Marc Forster’s Christopher Robin benefits from a strong cast. The uneven story is more interested in the technology than the themes it tries to convey.
It is interesting that within the span of a year, we have gotten two live-action films centered around Christopher Robin, the real-life character from A. A. Milne’s and E.H. Shepard’s Winnie the Pooh. The latest, Disney’s Christopher Robin opens the week end.
Marc Forster (Finding Neverland, World War Z) leads the troupe this time from a script by Alex Ross Perry and Allison Schroeder based on Perry’s story. The story is full of characters and situations audiences will be able to relate to as young Christopher Robin heads off to boarding school. As a last hurrah in the Hundred Acre Wood, Winnie the Pooh, Tigger, Piglet, Eeyore, Kanga, Owl and Rabbit work to give Christopher a proper send off.
Through a combination of live action and hand-drawn animation, the film’s opening sequences guide us through Christopher’s transition from childhood in to adult hood. It was a clever way to convey the pertinent parts of the story without belaboring points that the audience was well aware.
In his later years, Christopher is now an efficiency expert at the Winslow Luggages company. The older Christopher is played, rather handsomely, and devilishly by Ewan McGregor; he is married to Evelyn (Hayley Atwell) and they have a daughter, Madeline (Bronte Carmichael).
The film is set in post – World War II London, so I would imagine a bleakness that the film conveys. There are multiple reasons for this stylistic choice on the part of Forster and cinematographer, Matthias Koenigswieser namely conveying Robin’s emotional state.
In an interesting parallel, the Hundred Acre Wood was as drab and dreary as then – modern London. It isn’t until Robin catches up with Pooh (voiced by Jim Cummings) that he realizes how much he’s missed out on his adult life and how much they needed each other.
To this point, the story is self-aware of the passage of time. The pacing of the first act matches the drab look presented to us. In a dramatic sense, the world is waking from a deep slumber only Christopher Robin can shake. Unfortunately, this leads to a painfully sticky first act. Once the action picks up, and we catch up with the rest of our friends, Tigger (voiced by Jim Cummings), Eeyore (voiced beautifully by Brad Garrett), Piglet (Nick Mohammed), Rabbit (Peter Capaldi) and Owl (Toby Jones), the story moves at a much faster clip.

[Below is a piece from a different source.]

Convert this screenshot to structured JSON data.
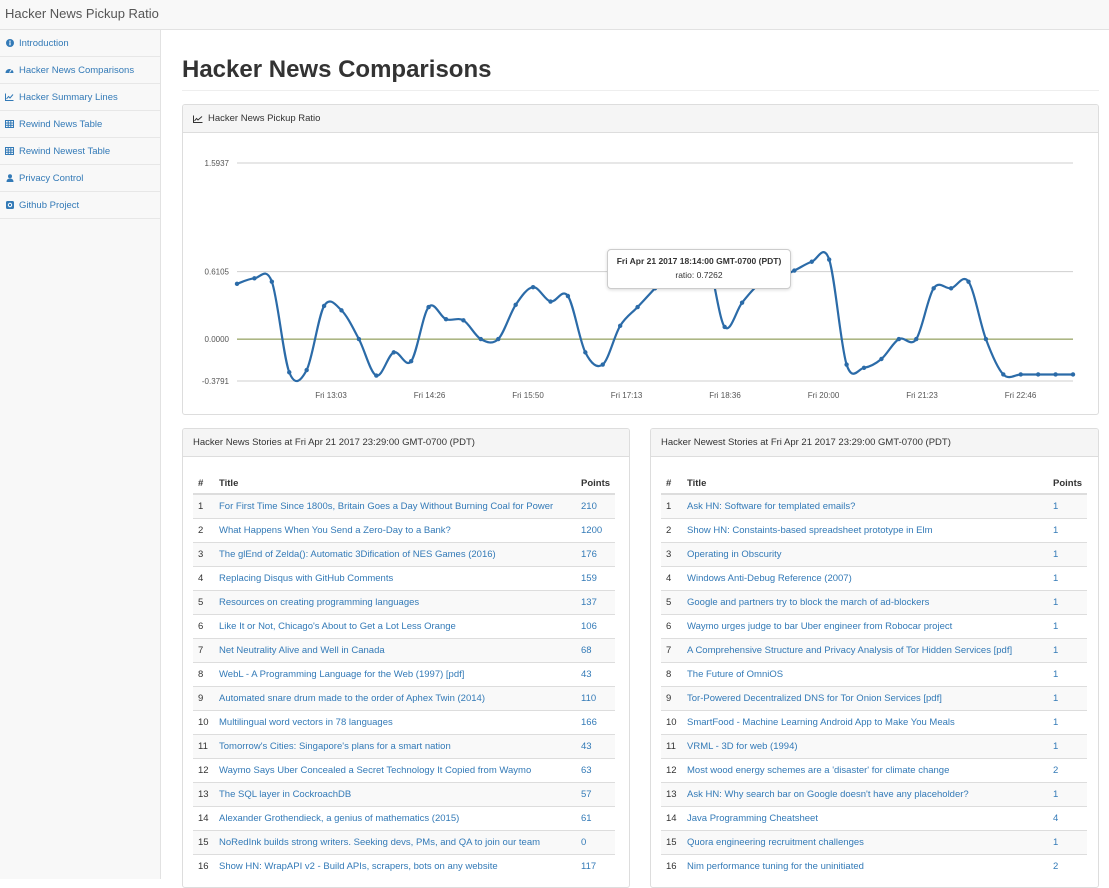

Forster manages to capture the essence of imagination through the characters, a hallmark of the enduring Winnie the Pooh legacy, even if this story forces its goodwill for the sake of carrying on the character’s legacies. The film’s themes are just as relevant as ever: sometimes we do need to stop and smell the roses.
It sounds cliché, but it is true. This is where Disney’s Christopher Robin misses the mark: the worlds the film inhabits requires active participation, and yet even when that participation happens, the film gets stuck under its own weight.
The innovation that A.L. Milne and E.H. Shepard used to create a series of loveable characters that have since fueled the imaginations of people all over the world is sadly missing from this uneven entry. If we enjoy this film, it is because of our relationship to those characters, and not the story told here. In a way, it would make a rather interesting double viewing with the 2017 biopic, Goodbye Christopher Robin.
Now in theaters, Christopher Robin is rated PG by the MPAA.